The Vice President for Patient Care Services was interviewed on 6/22/16, beginning at 2:10 PM. She stated the issues related to Patient #8 were not investigated. She stated a written response to the complainant was not generated except for the acknowledgement of the grievance.

The hospital failed to provide a written respoonse to Patient #8.

3. A "Complaint Record" stated a complaint was received on 3/07/16, regarding the care provided to Patient #6 during a recent visit to the Emergency Department. The document did not include an investigation of the care provided to Patient #6. A written response to the complainant was not documented.

The PARMC was interviewed on 6/22/16, beginning at 1:30 PM. She stated the steps taken to investigate the concerns were not documented. The PARMC stated an investigation was not conducted. She stated a written response to the complainant was not generated.

The hospital failed to provide a written respoonse to Patient #6.

d.
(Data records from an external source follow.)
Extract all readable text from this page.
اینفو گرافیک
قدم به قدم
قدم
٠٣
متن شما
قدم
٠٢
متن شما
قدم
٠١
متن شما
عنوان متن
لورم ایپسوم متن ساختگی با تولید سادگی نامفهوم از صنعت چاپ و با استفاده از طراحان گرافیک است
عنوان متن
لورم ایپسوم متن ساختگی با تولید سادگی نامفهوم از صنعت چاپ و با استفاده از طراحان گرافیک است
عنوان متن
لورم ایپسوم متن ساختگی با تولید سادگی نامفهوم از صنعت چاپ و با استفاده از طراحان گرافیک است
A "Complaint Record" stated a complaint regarding the care provided to Patient #10 was received on 9/19/14. The document stated Patient #10's representative cited problems with nursing, pharmacy services, and discharge planning during a recent inpatient stay.

The "Complaint Record" stated the PARMC responded to Patient #10's complaint on 9/26/14. The document stated she met with the patient's family and talked with them about the issues. The document contained a section titled "INVESTIGATION:" and a section titled "ACTION/F/U:." Both sections were blank. A written response to the complainant was not documented.

The PARMC was interviewed on 6/22/16, beginning at 1:30 PM. She stated the steps taken to investigate the concerns were not documented. She stated a written response to the complainant was not generated.

The hospital failed to provide a written respoonse to Patient #10.